The Antislavery and Proslavery Movements
The slave states had approximately four million slaves by 1860 and made up one-third of the South's population. In the 1700's, religious leaders and philosophers in North America and Europe began saying that slavery was wrong. They felt that slavery went against human rights and God's teachings. A few slave owners thought Africans were less than human and that it was all right to treat them badly. During the Revolutionary War in America (1775-1783) many Americans began to feel that slavery was wrong. The Americans who were against slavery came to believe that slavery in the United States wasn't right because the United States had been formed to protect human rights, and slaves didn't have rights. Slavery was opposed more rapidly in the North, because few people in the North owned slaves. George Washington and Thomas Jefferson even spoke out against slavery.
The masters of slaves made high profits from owning slaves and this had a greater influence on them than the people who argued against slavery. Throughout the South, most southern people remained supportive of slavery. Approximately one-fourth of the region's Whites owned slaves or were in a family that had slaves working for them. Owning over half of the slaves, about 45,000 planters controlled the government and economy of the southern states. Even southerners who didn't own slaves felt the South's economy would fail if people could not own slaves.
Abolitionists started a movement in the 1800's to try to end slavery. Then, southerners began to stick up for slavery in what became known as the proslavery movement. Some southerners involved in the movement quarreled that slavery was like "the law of nature" which allowed the strong to rule the weak. They believed it was right for Whites to own Blacks as slaves because the strong were ruling the weak. Other people believed that the Bible favored slavery, while others thought that southern slavery was better than living in Africa, because in the South they would have a lifelong home with better living conditions. By 1860, almost all southerners thought slavery should continue.

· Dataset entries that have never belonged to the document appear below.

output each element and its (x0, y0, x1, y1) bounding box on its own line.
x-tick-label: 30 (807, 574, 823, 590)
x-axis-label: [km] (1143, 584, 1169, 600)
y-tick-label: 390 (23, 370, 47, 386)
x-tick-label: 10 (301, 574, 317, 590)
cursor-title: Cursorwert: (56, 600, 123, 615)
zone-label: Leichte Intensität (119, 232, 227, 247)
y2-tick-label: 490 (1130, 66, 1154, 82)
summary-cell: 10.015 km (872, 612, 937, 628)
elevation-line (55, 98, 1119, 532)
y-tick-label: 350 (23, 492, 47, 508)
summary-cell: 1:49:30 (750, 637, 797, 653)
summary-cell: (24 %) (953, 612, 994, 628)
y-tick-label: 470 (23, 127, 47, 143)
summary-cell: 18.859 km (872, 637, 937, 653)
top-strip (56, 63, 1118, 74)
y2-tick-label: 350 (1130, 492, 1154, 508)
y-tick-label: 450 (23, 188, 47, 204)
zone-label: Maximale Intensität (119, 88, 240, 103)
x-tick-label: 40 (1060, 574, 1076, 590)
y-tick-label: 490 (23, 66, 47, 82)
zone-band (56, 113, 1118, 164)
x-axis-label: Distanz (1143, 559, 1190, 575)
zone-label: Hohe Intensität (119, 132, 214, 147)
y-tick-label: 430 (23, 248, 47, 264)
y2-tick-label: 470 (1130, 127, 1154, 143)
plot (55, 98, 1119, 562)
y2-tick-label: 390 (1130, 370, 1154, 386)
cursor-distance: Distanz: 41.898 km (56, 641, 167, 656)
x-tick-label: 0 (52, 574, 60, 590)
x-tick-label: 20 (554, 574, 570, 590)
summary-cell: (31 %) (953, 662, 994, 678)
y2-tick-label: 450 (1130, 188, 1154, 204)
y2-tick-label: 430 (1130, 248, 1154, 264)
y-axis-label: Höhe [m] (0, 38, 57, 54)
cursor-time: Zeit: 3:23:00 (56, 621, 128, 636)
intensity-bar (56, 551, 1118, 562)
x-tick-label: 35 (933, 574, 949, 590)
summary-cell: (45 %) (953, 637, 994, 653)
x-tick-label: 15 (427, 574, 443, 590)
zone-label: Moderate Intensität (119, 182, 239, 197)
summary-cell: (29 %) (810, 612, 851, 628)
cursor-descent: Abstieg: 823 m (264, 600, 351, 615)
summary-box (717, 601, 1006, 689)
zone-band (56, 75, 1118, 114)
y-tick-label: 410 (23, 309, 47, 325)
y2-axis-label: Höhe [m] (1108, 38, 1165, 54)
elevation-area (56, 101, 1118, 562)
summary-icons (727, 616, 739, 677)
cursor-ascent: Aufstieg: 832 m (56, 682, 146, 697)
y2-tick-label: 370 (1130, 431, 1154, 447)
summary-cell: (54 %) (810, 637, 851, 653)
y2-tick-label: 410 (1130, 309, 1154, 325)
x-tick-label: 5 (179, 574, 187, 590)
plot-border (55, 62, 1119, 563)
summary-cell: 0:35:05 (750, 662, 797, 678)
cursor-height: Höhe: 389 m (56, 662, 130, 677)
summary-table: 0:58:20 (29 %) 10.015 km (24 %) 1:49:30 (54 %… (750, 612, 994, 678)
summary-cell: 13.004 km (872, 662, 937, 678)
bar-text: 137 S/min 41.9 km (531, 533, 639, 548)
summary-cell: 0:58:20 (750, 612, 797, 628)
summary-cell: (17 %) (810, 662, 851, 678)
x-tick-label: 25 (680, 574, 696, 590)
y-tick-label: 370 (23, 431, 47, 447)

The Fight over Slavery in the West
During the 1800's slavery began to increase in the West. The North worried that the states that allowed slavery would take over Congress if these new territories joined the Union as slave states. If the West joined the Union as "free soil" states, slave states would be outnumbered in Congress by free states, so Southerners began demanding that slavery should continue in the western states. Arguments over slavery in the new states helped bring on the Civil War which was fought from 1861 to 1865. Slavery was abolished in the United States in 1865.